We just had four lenses announced (fishsye zoom, 70-300, 300, and 400), with two more announced to be shown at photokina (500 and 600).

Has the announcement been made earlier than expected, or can we expect a 5th lens to be announced at November / December ?


----------



## drummstikk (Aug 27, 2010)

Nobody has mentioned the stupidest thing about this lens. It's not the variable aperture. It's not the slow f/5.6 at the 300mm end of the range. And it's not the salty price.

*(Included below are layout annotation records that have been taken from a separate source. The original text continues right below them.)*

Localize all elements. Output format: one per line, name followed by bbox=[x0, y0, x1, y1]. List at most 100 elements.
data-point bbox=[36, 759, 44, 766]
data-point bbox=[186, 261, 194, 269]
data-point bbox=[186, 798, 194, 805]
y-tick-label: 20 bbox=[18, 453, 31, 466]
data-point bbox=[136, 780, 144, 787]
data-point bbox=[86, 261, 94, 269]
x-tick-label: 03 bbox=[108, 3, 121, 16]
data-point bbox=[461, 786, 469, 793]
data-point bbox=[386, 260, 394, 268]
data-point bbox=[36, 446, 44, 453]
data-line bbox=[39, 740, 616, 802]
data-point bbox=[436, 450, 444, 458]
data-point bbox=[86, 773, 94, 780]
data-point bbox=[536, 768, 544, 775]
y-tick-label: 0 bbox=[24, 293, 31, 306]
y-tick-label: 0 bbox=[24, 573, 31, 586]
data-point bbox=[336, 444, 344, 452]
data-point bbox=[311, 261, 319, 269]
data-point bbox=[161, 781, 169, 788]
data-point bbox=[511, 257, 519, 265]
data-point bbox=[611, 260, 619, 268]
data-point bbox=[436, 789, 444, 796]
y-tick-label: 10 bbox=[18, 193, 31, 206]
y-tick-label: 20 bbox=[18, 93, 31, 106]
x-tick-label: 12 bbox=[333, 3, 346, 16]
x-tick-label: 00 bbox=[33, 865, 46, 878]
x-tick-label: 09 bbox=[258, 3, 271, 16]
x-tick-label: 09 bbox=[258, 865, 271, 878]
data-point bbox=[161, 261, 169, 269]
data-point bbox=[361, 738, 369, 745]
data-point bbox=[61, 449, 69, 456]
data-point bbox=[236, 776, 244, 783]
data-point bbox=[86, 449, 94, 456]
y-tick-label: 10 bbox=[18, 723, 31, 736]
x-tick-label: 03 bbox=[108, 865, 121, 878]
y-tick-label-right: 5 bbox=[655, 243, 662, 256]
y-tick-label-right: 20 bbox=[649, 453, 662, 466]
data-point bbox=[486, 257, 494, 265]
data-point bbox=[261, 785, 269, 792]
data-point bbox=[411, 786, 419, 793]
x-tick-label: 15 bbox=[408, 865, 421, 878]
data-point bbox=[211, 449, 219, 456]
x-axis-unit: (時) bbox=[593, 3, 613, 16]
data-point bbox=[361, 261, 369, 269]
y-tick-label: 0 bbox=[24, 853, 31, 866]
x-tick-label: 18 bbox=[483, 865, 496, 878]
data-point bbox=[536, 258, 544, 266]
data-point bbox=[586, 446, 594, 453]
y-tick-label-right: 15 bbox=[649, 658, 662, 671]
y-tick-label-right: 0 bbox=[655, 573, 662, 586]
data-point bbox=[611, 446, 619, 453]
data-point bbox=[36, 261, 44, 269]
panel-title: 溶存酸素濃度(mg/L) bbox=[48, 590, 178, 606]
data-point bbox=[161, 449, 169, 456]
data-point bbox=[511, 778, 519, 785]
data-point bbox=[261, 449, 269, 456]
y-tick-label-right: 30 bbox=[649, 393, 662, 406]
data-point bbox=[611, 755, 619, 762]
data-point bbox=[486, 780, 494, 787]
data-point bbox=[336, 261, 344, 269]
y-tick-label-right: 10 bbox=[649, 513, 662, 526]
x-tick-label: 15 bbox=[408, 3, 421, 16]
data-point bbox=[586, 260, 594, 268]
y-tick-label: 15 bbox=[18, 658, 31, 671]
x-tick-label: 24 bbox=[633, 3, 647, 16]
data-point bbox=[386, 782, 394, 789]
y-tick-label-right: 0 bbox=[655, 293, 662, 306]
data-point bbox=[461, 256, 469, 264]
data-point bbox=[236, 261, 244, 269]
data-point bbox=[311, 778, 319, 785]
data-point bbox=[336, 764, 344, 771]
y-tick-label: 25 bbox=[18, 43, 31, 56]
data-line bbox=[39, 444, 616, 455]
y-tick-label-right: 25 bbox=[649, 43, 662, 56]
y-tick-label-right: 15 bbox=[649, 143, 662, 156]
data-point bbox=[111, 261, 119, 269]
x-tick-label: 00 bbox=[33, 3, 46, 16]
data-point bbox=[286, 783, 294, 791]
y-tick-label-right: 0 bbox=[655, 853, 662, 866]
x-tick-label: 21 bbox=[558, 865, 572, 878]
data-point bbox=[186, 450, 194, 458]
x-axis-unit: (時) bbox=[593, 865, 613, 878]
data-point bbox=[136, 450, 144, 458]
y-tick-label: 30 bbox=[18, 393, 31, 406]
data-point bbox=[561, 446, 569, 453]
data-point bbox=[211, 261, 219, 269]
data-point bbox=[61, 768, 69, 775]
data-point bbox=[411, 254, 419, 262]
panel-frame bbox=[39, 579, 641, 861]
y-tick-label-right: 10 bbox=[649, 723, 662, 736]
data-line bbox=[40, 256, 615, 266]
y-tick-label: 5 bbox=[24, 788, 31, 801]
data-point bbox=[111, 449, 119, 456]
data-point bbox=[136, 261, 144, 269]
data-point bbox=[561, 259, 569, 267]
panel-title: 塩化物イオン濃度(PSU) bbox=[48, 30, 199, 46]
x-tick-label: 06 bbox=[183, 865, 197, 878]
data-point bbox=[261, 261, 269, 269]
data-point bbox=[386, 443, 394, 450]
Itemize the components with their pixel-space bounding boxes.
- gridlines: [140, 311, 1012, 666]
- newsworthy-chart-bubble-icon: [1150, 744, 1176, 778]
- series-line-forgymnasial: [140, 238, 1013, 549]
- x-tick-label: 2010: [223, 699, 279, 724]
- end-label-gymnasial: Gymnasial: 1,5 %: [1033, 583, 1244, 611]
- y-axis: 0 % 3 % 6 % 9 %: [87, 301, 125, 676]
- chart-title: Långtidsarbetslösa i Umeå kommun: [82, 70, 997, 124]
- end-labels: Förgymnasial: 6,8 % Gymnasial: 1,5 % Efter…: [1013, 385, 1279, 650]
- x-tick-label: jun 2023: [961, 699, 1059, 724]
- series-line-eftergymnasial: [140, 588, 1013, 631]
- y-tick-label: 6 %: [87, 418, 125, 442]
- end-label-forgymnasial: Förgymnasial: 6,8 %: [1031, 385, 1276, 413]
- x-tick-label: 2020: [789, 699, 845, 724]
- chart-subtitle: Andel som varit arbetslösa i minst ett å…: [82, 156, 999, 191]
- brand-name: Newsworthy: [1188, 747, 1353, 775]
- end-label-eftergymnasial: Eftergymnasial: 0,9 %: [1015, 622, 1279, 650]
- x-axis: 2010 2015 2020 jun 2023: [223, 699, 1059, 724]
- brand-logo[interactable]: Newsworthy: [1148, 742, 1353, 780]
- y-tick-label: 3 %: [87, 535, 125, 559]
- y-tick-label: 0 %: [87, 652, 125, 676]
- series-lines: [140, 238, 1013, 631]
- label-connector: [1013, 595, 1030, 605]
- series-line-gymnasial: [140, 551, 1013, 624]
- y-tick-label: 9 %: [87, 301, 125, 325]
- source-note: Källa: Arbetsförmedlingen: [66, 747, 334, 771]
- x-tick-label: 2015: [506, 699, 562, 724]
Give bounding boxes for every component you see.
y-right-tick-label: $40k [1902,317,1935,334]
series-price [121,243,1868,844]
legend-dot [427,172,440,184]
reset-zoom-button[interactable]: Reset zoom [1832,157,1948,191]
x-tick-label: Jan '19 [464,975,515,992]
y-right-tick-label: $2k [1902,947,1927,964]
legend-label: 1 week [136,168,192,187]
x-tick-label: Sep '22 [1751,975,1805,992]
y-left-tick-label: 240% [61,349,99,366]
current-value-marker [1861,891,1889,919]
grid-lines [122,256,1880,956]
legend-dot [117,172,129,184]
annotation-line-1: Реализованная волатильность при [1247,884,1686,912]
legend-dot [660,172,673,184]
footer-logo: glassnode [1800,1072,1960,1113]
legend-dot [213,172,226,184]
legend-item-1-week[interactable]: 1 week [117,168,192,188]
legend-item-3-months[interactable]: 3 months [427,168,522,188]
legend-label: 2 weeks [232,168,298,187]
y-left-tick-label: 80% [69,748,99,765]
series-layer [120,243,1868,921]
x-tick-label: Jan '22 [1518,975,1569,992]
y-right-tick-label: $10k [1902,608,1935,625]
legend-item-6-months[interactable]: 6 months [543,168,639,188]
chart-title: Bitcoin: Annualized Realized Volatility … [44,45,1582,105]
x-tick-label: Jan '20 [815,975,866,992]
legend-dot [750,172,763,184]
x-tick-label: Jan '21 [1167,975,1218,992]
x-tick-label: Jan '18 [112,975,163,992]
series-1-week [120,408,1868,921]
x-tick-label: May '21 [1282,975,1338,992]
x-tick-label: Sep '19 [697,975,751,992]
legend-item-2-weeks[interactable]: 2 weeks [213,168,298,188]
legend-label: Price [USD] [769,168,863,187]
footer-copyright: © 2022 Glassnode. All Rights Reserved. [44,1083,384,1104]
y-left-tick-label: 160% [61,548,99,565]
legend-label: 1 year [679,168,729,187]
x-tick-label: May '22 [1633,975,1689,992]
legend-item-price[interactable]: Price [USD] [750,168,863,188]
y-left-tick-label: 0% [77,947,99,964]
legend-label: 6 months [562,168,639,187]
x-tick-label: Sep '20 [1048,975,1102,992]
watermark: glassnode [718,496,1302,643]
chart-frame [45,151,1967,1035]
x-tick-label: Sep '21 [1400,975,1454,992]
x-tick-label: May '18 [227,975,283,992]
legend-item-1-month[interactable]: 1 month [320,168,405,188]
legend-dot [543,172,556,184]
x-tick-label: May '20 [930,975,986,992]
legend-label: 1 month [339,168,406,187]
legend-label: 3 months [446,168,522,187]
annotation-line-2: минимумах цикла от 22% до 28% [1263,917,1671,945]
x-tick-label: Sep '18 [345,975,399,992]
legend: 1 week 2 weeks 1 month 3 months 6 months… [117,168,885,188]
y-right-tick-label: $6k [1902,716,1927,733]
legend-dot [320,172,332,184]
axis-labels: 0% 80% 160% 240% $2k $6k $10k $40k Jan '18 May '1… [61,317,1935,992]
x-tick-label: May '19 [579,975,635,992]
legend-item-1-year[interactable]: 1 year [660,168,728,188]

It's the zoom ring out in _*FRONT*_ of the focus ring, the opposite of any other lens in the Canon line (that I know of, correct me if I'm wrong). Imagine going back and forth between, say, a 24-105 f/4.0 and this lens. You'd go to zoom, but mess up your focus instead. That's the same deal breaker as on the Sigma 120-300mm f/2.8.

Un-flippin'-believable.


----------



## MadButcher (Aug 27, 2010)

Damned. I allready thought I saw that or somethings.
It's true, that is fucking unbelievable.
This is indeed real stupid.
It's the same thing as using clockwise turning instead to zoom in (like Nikon).


----------



## Jack (Aug 28, 2010)

drummstikk said:


> Nobody has mentioned the stupidest thing about this lens. It's not the variable aperture. It's not the slow f/5.6 at the 300mm end of the range. And it's not the salty price.
> 
> It's the zoom ring out in _*FRONT*_ of the focus ring, the opposite of any other lens in the Canon line (that I know of, correct me if I'm wrong). Imagine going back and forth between, say, a 24-105 f/4.0 and this lens. You'd go to zoom, but mess up your focus instead. That's the same deal breaker as on the Sigma 120-300mm f/2.8.
> 
> Un-flippin'-believable.



The EF-S 15-85 has the zoom up front
The EF-S 17-85 same
The EF 28-135 same
The EF 100-300 same


----------